Many medium-sized cities in Massachusetts have big — and unrealistic — development dreams. But Quincy makes a stronger case based on its seaside location, easy subway access to Boston, stable political leadership, and middle-class tax base. It isn’t a stretch to imagine the creation of 1,000 residential units, several office buildings, two hotels, and scores of new retail shops spread across the downtown area. Street-Works saw the potential and stepped up with a clever financing structure. The developer would secure private financing for new utilities, roadways, sidewalks, and public spaces. Quincy would buy back the infrastructure after revenue started to flow from new property taxes and public garages.

Sadly, momentum on this project has been lost, even though the market demand for apartments in the area is sky high. Last month, Street-Works told the Quincy City Council that the anticipated $130 million cost to build the first phase of the project had jumped to $170 million in just three years, based largely on labor costs. The developer is trying to reconfigure the project with smaller buildings. But there is no guarantee that the redesign will be affordable, either.

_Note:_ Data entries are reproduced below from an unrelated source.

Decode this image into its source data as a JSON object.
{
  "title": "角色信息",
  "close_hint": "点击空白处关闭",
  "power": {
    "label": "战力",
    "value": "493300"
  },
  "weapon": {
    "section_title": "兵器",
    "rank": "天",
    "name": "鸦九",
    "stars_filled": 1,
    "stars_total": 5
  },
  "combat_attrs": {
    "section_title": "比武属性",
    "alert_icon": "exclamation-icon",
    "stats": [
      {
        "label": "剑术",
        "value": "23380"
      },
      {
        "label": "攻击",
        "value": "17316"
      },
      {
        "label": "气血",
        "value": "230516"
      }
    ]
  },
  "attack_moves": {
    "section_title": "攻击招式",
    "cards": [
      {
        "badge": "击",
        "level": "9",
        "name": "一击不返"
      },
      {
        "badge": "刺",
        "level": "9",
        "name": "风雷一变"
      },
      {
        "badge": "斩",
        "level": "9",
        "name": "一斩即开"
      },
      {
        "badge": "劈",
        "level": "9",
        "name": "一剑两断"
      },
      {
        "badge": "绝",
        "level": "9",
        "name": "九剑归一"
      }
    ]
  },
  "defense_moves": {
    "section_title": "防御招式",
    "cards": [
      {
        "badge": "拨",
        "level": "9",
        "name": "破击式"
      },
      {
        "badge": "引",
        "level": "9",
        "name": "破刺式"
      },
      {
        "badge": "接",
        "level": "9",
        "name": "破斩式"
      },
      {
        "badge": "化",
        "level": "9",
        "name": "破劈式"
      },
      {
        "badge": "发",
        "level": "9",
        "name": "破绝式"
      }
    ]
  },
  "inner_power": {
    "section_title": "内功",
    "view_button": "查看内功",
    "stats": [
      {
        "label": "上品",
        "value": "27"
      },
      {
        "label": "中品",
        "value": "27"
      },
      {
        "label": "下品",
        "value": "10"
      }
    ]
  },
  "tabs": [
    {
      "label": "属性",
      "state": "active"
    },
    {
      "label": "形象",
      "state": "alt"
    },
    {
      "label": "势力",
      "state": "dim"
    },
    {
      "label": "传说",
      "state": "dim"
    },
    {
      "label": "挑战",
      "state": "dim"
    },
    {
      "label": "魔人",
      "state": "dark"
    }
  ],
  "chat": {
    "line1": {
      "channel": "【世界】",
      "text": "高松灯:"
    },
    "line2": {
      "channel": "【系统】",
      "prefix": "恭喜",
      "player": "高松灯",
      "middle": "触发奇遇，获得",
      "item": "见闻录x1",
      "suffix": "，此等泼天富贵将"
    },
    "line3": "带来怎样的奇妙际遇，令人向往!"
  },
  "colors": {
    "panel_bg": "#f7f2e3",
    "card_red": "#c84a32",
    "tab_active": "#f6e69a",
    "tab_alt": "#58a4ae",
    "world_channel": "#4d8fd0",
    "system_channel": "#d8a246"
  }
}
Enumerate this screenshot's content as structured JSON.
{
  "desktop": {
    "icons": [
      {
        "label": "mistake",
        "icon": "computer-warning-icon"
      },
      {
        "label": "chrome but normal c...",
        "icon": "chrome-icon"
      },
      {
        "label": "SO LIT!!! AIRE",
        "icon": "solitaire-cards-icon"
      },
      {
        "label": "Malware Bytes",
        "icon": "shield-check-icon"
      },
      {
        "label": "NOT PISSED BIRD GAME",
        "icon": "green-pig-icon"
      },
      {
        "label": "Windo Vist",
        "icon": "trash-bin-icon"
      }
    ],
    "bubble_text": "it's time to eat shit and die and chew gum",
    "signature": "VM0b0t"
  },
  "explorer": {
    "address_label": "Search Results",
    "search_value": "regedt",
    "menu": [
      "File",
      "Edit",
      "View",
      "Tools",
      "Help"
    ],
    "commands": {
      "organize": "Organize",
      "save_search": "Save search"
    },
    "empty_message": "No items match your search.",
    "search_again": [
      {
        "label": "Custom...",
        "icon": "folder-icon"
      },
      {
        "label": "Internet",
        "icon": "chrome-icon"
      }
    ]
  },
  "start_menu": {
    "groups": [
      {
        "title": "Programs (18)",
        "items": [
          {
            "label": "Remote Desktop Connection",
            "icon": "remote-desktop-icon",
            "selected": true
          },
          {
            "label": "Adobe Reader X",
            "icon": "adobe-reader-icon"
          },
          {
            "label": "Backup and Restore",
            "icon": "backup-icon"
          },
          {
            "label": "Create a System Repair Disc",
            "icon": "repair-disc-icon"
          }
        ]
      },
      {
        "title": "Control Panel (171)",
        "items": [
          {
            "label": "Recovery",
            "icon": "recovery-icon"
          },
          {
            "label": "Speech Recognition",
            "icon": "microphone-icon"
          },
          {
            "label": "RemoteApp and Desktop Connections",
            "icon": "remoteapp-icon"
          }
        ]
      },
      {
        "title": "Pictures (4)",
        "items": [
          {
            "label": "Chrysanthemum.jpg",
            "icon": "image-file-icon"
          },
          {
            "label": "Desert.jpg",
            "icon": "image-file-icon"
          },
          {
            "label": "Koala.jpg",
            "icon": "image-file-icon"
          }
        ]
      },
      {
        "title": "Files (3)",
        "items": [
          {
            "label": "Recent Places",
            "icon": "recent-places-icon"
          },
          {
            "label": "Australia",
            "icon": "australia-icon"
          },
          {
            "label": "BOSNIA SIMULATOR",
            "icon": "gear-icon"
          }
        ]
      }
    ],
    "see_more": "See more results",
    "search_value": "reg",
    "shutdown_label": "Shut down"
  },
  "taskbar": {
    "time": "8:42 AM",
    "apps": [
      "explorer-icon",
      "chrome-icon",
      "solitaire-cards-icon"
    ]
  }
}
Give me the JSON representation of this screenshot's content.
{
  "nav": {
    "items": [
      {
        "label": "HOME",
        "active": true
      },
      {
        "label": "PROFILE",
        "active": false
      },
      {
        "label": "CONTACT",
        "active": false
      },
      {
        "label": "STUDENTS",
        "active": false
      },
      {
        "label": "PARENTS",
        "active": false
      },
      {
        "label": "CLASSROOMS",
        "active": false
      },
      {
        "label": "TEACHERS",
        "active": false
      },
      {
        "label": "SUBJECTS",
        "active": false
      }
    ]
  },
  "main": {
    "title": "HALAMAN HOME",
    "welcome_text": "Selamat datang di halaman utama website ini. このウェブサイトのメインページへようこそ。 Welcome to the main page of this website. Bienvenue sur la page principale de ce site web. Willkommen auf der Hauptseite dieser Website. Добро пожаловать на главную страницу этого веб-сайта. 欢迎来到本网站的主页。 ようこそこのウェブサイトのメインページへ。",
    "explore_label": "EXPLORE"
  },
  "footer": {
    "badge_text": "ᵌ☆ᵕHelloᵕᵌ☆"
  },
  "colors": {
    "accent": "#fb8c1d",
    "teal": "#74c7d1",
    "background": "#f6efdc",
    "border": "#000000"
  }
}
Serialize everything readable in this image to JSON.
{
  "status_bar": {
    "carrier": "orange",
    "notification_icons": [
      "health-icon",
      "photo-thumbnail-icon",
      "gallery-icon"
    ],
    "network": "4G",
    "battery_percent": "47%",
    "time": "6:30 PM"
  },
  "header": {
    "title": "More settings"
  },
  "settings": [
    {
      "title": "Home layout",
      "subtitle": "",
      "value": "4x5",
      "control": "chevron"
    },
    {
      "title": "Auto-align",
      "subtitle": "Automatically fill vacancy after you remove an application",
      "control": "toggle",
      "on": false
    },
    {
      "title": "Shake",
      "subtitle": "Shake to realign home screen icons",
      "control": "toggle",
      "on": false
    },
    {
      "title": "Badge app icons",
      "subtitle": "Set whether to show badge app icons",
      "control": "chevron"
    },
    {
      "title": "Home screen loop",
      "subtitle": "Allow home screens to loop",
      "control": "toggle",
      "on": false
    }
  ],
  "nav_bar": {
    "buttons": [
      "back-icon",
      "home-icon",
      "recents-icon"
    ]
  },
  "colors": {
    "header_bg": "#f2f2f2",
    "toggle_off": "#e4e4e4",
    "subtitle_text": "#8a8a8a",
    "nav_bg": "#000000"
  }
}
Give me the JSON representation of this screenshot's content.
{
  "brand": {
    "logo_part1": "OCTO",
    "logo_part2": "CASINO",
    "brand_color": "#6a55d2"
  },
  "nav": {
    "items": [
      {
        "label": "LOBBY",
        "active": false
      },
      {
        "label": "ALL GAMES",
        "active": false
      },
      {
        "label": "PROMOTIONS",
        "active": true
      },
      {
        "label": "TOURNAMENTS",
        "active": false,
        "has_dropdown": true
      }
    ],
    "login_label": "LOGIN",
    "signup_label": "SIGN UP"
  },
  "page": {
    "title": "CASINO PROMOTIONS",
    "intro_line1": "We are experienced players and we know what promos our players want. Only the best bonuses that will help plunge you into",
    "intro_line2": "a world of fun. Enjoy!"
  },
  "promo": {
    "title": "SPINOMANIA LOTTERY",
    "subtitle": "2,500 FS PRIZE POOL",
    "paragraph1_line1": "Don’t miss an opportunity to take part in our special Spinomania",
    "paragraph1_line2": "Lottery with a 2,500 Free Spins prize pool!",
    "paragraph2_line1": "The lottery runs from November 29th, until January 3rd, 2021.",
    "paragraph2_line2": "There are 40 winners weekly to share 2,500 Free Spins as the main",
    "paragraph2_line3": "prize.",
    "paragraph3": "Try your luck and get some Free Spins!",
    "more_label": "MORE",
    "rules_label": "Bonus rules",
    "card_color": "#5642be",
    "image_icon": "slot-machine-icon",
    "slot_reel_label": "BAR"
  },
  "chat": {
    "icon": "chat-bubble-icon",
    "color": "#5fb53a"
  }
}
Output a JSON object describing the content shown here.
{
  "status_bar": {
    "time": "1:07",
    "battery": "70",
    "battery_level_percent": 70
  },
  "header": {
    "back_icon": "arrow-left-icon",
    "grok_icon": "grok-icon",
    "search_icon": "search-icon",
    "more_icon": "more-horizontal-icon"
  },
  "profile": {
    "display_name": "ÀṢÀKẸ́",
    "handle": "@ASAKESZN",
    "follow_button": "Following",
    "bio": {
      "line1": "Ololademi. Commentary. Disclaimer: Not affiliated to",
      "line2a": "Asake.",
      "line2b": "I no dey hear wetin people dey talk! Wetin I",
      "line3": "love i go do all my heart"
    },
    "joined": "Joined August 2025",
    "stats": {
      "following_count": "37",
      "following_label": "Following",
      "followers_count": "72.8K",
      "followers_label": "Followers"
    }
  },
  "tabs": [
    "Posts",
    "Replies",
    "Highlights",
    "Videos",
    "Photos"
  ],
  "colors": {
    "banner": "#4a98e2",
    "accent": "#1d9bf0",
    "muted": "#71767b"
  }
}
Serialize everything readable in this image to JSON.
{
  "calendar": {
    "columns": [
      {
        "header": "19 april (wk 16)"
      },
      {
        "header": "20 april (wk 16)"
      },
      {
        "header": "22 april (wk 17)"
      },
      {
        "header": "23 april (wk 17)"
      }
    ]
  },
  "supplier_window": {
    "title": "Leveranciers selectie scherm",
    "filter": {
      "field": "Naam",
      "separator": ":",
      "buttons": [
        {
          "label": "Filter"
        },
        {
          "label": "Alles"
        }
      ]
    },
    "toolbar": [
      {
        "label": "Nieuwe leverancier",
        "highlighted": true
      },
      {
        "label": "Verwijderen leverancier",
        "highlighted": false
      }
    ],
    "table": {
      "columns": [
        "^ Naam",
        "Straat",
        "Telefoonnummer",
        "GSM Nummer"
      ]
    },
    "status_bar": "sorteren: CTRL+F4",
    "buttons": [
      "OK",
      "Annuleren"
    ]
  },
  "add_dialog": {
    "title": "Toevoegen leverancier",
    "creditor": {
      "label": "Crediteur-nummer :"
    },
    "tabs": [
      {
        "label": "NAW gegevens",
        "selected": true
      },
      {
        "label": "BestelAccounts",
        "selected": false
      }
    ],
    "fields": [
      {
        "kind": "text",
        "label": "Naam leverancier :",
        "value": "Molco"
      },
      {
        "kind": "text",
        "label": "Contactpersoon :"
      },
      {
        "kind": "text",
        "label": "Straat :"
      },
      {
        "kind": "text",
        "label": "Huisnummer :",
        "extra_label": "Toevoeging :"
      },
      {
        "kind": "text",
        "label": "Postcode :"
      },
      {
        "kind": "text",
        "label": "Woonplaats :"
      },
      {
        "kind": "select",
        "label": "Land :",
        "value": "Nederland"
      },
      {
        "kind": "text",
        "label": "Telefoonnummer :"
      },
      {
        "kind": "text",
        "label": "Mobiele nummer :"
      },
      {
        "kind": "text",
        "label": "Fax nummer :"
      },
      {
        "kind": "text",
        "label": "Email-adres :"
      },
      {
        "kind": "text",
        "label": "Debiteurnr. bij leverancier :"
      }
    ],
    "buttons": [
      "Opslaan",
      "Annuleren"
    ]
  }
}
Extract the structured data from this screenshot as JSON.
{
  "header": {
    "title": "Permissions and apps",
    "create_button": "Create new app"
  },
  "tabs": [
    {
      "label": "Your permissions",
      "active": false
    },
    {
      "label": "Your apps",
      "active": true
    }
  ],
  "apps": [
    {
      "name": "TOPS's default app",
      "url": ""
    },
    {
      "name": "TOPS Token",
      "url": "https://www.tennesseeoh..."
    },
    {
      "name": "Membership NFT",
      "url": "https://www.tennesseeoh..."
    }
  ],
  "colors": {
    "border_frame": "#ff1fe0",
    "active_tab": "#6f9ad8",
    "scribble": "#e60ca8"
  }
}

One obvious solution would be to renegotiate the deal. Reducing hourly wages for union workers, opening up job sites to non-union construction workers, or some combination of the two would help to get the project back on track. And the world wouldn’t end if union electricians worked side by side with non-union plumbers.

The unions, however, want no part of it.

“Why is it that the working guys take it on the chin?’’ demanded Robert Rizzi, president of the South Shore Building Trades Council, an umbrella group for 16 unions.

It’s a fair question. But the answer in this case is that union workers aren’t exactly lining up for jobs in Quincy Center. The super-heated Greater Boston construction market means there is plenty of work right now in downtown Boston and other places that yield equal or better wages. Quincy, it appears, has become something of an afterthought.

“It’s my understanding they did not get a lot of bids,’’ said Quincy Mayor Thomas Koch.

And those bids that did come in, according to the developers, were too high to be taken seriously.

This is a moment of truth for the building trade unions. Many of their members were suffering from painful unemployment a few years ago when this deal was inked. It is understandable why they were so keen back then to lock down jobs in the Quincy redevelopment plan. But those same workers aren’t available now, and the provision in question keeps others from being hired. At least 40 percent of the construction workers in the state are non-union. There are plenty of qualified construction workers — including Quincy residents — who would jump at the work at a lower but still reasonable wage.

Street-Works managing partner Ken Narva said that investors will balk at a project requiring developers to pay Boston-level construction wages for a Quincy development capable of generating only about two-thirds of the rental income.

Still, Quincy’s mayor remains optimistic that the trade unions will recognize that the improving economic climate means there is enough construction work to go around.

“I think we are going to get there,’’ said Koch. “But everybody in this deal may have to give a bit.’’

If the union building trades still can’t bear to let go, they should at least consider investing their pension funds in the project and accepting a lower rate of return than traditional investors.

Downtown Quincy can be made anew. But not under the current labor agreement, which spells further delay and decay.